Economix: Podcast: Executive Pay, the World Bank and Twitter’s New Home

Big paydays are back for American chief executives.

In a cover article in the Sunday Business section, P.J. Joshi reports that a study conducted for The New York Times by Equilar, an executive compensation data firm, showed that the median pay for top executives at 200 big companies last year was $10.8 million, a gain of 23 percent from 2009.

In the new Weekend Business podcast, David Gillen and Ms. Joshi discuss the trends in C.E.O. pay, which hasn’t returned to its heady, prerecession levels, but certainly seems on its way there. Pay skyrocketed last year because many companies brought back cash bonuses, which jumped 38 percent.

And at a time of so much tumult in the media business, it might be surprising that some executives in media and communications were among the most richly rewarded last year, led by Philippe P. Dauman, the chief of Viacom, who made $84.5 million after signing a new long-term contract that included one-time stock awards.

In a separate podcast conversation, Stephanie Strom discusses a quiet revolution under way at the World Bank, whose traditional role has been to finance specific projects that foster economic development. In an article for Sunday Business, she reports that the bank’s president, Robert B. Zoellick, argues that its most valuable currency isn’t its money — it is its information.

For more than a year, the bank has been releasing its prized data sets — previously available only to paying subscribers, mostly governments and researchers — with all sorts of information about the developing world. Whatever its accuracy or biases, this data essentially defines the economic reality of billions of people and is used in making policies and decisions with an enormous impact on their lives.

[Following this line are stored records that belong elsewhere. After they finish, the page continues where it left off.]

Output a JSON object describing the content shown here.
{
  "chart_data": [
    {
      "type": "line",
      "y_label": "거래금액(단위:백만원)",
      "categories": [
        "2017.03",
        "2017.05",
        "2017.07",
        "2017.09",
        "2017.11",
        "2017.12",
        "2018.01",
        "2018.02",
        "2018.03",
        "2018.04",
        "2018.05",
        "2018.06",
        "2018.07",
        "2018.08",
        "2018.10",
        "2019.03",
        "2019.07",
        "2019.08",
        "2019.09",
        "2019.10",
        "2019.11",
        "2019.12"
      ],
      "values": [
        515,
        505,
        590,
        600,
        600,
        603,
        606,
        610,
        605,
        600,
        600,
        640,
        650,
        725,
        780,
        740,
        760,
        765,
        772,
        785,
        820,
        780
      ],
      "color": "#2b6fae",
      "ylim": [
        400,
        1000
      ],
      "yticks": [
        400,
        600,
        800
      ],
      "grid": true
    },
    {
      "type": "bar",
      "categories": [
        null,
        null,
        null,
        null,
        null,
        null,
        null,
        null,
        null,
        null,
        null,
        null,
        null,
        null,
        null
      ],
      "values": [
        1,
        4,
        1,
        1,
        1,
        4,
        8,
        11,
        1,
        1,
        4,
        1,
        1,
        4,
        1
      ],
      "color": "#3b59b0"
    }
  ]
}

Meanwhile, in a closely watched experiment, San Francisco is offering tax breaks to technology companies that move their offices to the city’s blighted neighborhoods. Twitter will be the first to take advantage of the program when it moves into new offices on a particularly desolate section of Market Street next year. Phyllis Korkki and Damon Darlin discuss whether those urban employees, accustomed to never leaving their offices in Silicon Valley, will leave the building often enough to significantly improve the neighborhood.

You can find specific segments of the podcast at these junctures: executive compensation (22:27); news summary (15:21); the World Bank (12:54); the streets of San Francisco (6:11); the week ahead (1:16).

As articles discussed in the podcast are published during the weekend, links will be added to this post.